A love story, a ghost story, a thriller: Ayanna Lloyd Banwo’s radiant first novel embraces elements of multiple genres, binding them through incantatory language steeped in the rhythms, fables and spirituality of her Trinidadian homeland ... Throughout, the supernatural is rendered in visceral terms ... It’s made all the more plausible by the gravitational pull of Banwo’s lushly delineated world— the cemetery, for instance, with its rampant foliage and gothic funerary architecture, or Morne Marie, the St Bernard family home, built on the ashes of a plantation house, its long corridors and wooden staircases indexing its transformation over the centuries ... Errol is...a splendid villain, his malevolence balanced by the savvy goodness of Shirley, keeper of all Fidelis’ records. Dickens is one of the less expected literary influences to haunt these magic-realism-inflected pages, but as the book navigates the meaning of family (it doesn’t always have much to do with biology) and inheritance (each generation gets to reshape it), its distinctiveness shines out: this is dramatic, joyful, intensely satisfying fiction.

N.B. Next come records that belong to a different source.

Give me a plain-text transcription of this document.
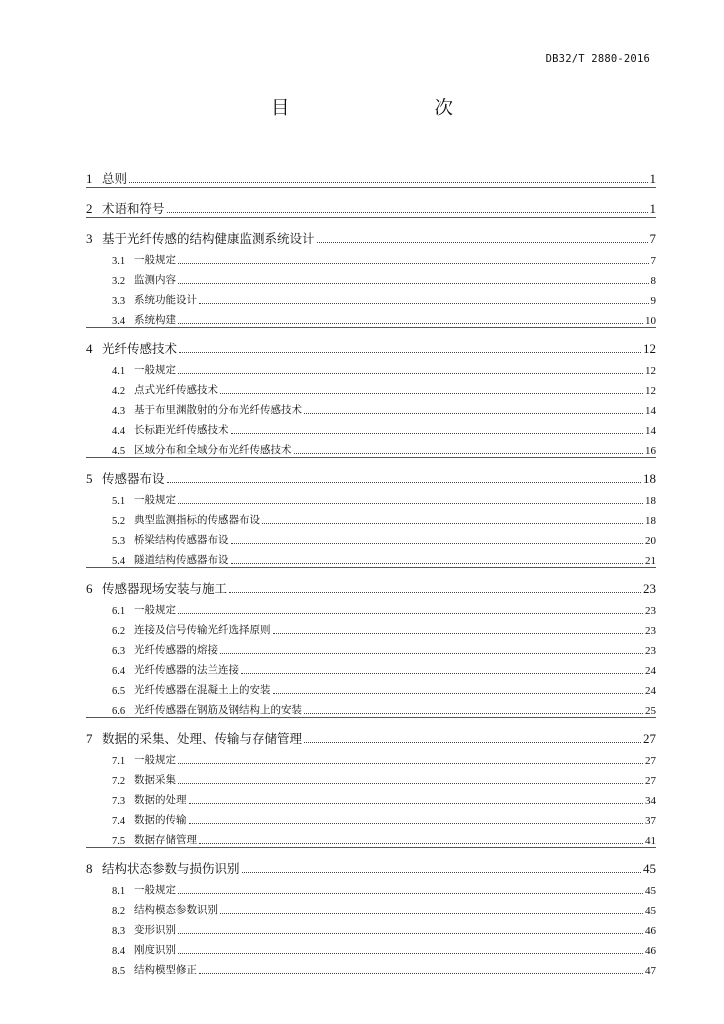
DB32/T 2880-2016
目　　次
1 总则	1
2 术语和符号	1
3 基于光纤传感的结构健康监测系统设计	7
3.1 一般规定	7
3.2 监测内容	8
3.3 系统功能设计	9
3.4 系统构建	10
4 光纤传感技术	12
4.1 一般规定	12
4.2 点式光纤传感技术	12
4.3 基于布里渊散射的分布光纤传感技术	14
4.4 长标距光纤传感技术	14
4.5 区域分布和全域分布光纤传感技术	16
5 传感器布设	18
5.1 一般规定	18
5.2 典型监测指标的传感器布设	18
5.3 桥梁结构传感器布设	20
5.4 隧道结构传感器布设	21
6 传感器现场安装与施工	23
6.1 一般规定	23
6.2 连接及信号传输光纤选择原则	23
6.3 光纤传感器的熔接	23
6.4 光纤传感器的法兰连接	24
6.5 光纤传感器在混凝土上的安装	24
6.6 光纤传感器在钢筋及钢结构上的安装	25
7 数据的采集、处理、传输与存储管理	27
7.1 一般规定	27
7.2 数据采集	27
7.3 数据的处理	34
7.4 数据的传输	37
7.5 数据存储管理	41
8 结构状态参数与损伤识别	45
8.1 一般规定	45
8.2 结构模态参数识别	45
8.3 变形识别	46
8.4 刚度识别	46
8.5 结构模型修正	47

Ayanna Lloyd Banwo paints her pulsing, believable—but fictional—Trinidad with light and intimacy. When We Were Birds is an immediately seductive, pleasurable experience because of the craft in the colloquial language—the story is told in Creole English—and a surefooted attention to detail. We meet odd and arresting characters and, added to all of this, rumbles of gentle humour and basic kindness are woven through the darker themes ...
The author handles the death-lore beautifully and makes believably transporting the trance-like sequences where characters feel presences, or have encounters with the dead ... Some readers may find the gentle pace unsatisfying, the slow build to the inevitable collision of Yejide and Darwin’s worlds, and the consequences of their meeting. But the journey is a rich one, awash with evocative detail and pinpoint insights into the risks of being individualistic enough to break from a planned-out life in order to discover the true self ... The novel is a tour de force of language and insight, an accomplished and confident debut from Ayanna Lloyd Banwo.
It’s a strange story—inscrutable in some ways—but riffing on themes of colonialism, power, ecology and death ... while the prose is compelling, some readers may find the book’s early sections slow. In its attempts to teach us the rules of its mythic world, it sometimes alienates the reader ... The opening leans too heavily on exposition with little explanation. Further compounding the feeling of stagnancy is the fact that our two protagonists don’t come together until halfway through the book. But when Darwin and Yejide’s stories do join, patient readers will be rewarded for their tenacity ... All these threads, and their mythical, magic realist context, make When We Were Birds a dynamic, amorphous story. It is at times challenging, but by turns thought-provoking, and leaves the reader with much to contemplate and admire.